The tension is familiar. Adobe AJO B2B Prime removed the Real-Time CDP requirement for mid-market Marketo customers, letting teams adopt AI orchestration before a full CDP migration. Databricks makes the opposite argument: do not skip the data foundation. Put the CDP where governed enterprise data already sits.
Twilio made a related move at the conversation layer. Its Conversation Memory and Orchestrator launch argued that agents need persistent customer context across channels. CustomerLake is the CDP-side version of that same thesis: identity, memory, decisioning, and activation all become more useful when the agent can read the same context the business already trusts.
What Marketing Ops Should Prove in Private Preview
Private Preview is where B2B teams should resist the demo narrative and ask for measurable operating proof.
- Identity proof: Ask how Agentic Identity Resolution handles conflicting records, stale fields, household or account-level merges, and human override. If the matching logic is not explainable, the activation layer inherits risk.
- Consent and suppression proof: Test whether the agent respects regional consent, channel opt-outs, account exclusions, and sales-owned suppression lists before it recommends any audience.
- Activation proof: Map which destinations receive the decision and how quickly performance data returns. A lakehouse-native CDP still fails if activation feedback takes too long to improve the next action.
- Marketer autonomy proof: Measure how many campaign changes a marketer can make without a data engineer. If every prompt creates a data-ticket queue, the CDP moved but the bottleneck did not.
The closest internal comparison is Salesforce Agentforce Marketing, where the real issue is permission scope rather than email drafting. CustomerLake turns the same question toward the customer data layer: which agents can touch identity, audiences, and activation, and who audits the result?
Databricks has a credible wedge because many enterprises already trust it as the governed data platform. But a trusted data platform is not automatically a trusted marketing operating layer. CustomerLake will win B2B marketing attention only if Private Preview customers can show faster activation, fewer duplicated records, cleaner governance, and fewer data-team handoffs in the same quarter.
Frequently Asked Questions
Databricks CustomerLake is an agentic customer data platform built natively inside Databricks. It combines Customer 360, identity resolution, audience building, campaign automation, activation, personalization, governance, and agent workflows in the lakehouse environment.
Databricks announced CustomerLake on June 16, 2026 at Data + AI Summit. The product is available in Private Preview, with HP, Circle K, AB InBev, and Getnet by Santander named as current customers.

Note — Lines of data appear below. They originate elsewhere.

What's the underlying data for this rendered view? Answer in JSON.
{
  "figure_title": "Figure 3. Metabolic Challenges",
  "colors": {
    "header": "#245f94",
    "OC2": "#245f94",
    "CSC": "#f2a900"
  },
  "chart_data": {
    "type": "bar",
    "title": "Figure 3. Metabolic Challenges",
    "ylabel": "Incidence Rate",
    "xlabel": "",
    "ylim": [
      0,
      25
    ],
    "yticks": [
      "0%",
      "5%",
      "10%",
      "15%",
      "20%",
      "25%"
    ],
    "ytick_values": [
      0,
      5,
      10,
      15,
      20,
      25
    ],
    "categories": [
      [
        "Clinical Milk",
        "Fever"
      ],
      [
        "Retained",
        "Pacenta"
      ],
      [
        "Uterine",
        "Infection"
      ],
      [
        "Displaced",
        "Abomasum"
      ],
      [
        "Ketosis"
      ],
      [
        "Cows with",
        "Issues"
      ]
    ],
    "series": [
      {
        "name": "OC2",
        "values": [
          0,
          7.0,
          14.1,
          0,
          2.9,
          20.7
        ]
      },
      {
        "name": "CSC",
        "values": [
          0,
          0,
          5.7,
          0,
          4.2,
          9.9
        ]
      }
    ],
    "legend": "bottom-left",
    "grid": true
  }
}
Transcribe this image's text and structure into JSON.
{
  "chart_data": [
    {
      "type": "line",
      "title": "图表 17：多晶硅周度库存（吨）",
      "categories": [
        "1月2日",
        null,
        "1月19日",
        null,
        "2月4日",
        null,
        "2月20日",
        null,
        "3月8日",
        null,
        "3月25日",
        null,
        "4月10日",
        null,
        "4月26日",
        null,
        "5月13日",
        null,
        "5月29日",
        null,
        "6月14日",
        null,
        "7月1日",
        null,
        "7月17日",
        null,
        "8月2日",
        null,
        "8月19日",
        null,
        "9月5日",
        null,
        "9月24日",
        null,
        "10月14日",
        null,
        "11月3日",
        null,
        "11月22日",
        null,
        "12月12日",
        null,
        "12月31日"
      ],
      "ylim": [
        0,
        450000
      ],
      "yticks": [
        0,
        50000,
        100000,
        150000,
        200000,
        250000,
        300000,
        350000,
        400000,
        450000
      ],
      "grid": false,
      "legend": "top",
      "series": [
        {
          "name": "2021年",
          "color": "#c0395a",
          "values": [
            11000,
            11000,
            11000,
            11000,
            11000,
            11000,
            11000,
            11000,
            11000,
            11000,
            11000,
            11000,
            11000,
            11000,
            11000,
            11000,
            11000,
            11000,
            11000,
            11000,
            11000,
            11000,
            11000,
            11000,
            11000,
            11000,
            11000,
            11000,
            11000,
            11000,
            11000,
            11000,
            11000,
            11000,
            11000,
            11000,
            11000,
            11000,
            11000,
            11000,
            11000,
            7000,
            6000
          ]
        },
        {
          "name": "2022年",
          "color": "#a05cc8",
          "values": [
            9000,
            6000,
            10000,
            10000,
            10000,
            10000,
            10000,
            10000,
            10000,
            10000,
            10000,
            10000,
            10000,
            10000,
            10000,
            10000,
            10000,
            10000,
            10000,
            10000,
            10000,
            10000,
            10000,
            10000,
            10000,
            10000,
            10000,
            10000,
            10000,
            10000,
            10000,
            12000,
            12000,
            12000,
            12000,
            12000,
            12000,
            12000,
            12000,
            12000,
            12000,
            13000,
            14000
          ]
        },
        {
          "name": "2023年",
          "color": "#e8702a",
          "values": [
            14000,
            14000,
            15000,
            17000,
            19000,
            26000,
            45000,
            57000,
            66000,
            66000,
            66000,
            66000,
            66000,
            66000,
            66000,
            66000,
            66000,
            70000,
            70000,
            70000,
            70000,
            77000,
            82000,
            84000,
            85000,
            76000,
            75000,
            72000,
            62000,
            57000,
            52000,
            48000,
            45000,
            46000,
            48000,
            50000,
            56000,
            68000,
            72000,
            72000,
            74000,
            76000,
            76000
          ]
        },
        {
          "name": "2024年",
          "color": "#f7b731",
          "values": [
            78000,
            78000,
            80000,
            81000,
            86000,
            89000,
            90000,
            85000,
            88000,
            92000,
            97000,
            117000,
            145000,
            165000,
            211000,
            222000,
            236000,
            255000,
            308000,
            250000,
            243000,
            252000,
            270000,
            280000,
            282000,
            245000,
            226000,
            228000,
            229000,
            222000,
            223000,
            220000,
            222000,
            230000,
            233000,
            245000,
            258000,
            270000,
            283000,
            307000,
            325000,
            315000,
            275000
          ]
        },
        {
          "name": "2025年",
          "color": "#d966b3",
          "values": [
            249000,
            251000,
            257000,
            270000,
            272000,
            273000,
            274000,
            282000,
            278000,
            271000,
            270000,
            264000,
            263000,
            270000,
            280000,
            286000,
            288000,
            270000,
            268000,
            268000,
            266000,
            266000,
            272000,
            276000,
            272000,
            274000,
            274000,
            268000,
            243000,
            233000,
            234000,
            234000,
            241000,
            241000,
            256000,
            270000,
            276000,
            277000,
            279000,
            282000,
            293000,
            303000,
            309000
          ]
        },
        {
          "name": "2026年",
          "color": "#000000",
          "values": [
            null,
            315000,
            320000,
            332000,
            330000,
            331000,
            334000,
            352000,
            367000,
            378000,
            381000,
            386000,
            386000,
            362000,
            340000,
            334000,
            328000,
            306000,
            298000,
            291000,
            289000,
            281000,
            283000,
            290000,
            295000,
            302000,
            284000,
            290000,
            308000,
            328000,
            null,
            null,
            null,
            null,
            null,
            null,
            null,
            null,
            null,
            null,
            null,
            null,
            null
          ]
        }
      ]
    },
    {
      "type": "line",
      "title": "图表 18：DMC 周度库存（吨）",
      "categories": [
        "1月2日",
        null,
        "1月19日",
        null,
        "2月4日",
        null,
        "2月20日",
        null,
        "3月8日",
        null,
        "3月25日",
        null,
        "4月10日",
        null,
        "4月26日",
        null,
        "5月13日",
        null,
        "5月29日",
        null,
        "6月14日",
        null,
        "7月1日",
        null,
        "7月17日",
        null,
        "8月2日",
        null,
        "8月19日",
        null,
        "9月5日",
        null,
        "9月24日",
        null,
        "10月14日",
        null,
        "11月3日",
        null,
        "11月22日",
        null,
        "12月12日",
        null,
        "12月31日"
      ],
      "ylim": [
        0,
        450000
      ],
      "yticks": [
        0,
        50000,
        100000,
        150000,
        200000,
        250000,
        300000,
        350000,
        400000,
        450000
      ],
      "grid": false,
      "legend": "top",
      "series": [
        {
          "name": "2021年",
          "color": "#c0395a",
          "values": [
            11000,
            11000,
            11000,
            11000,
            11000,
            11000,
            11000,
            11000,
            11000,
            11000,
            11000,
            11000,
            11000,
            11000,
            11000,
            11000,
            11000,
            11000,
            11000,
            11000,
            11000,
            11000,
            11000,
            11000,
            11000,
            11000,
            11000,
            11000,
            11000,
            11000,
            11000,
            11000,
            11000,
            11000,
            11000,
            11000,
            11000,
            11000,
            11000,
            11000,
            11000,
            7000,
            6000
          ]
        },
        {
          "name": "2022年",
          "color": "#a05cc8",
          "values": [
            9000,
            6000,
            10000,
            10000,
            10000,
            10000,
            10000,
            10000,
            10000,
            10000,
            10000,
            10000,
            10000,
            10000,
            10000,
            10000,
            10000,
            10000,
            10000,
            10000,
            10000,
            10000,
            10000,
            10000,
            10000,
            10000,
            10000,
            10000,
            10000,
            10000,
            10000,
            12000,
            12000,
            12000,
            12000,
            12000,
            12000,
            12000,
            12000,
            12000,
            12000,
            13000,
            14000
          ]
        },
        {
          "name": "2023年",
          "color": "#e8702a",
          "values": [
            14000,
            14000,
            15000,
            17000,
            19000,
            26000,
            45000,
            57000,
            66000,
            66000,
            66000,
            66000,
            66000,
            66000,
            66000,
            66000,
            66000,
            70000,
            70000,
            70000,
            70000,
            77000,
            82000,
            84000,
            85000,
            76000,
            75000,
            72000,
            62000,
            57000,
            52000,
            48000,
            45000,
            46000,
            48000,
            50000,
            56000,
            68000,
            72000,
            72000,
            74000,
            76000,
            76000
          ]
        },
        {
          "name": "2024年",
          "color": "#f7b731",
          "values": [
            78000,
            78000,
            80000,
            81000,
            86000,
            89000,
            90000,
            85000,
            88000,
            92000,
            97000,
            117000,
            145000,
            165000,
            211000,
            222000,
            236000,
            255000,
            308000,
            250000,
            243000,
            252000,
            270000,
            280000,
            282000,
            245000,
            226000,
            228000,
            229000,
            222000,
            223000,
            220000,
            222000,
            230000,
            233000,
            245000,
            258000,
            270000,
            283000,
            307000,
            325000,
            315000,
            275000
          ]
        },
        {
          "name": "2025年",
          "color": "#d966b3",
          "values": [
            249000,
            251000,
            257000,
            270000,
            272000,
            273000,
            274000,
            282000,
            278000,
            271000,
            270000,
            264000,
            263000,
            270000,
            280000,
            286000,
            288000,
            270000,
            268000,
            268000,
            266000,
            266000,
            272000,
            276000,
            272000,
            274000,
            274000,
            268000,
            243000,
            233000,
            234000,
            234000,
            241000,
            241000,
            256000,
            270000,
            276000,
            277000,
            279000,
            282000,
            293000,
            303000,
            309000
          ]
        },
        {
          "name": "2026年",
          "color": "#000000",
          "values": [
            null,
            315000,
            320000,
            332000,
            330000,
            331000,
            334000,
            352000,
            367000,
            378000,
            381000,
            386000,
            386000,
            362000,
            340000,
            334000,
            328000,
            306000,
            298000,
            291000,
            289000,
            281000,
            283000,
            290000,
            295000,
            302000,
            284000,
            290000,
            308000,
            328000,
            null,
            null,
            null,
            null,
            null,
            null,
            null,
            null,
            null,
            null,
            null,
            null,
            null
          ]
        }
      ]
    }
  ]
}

Traditional CDPs often copy data into a separate marketing system. CustomerLake keeps the CDP inside the governed Databricks data foundation, then adds Profile Agents and Campaign Agents that can prepare profiles, build audiences, recommend actions, and activate campaigns from that shared context.
Start with identity accuracy, consent and suppression logic, activation latency, marketer autonomy, and audit records. The first proof point should not be whether an agent can build a campaign. It should be whether the agent can act on governed customer data without creating risk or new handoffs.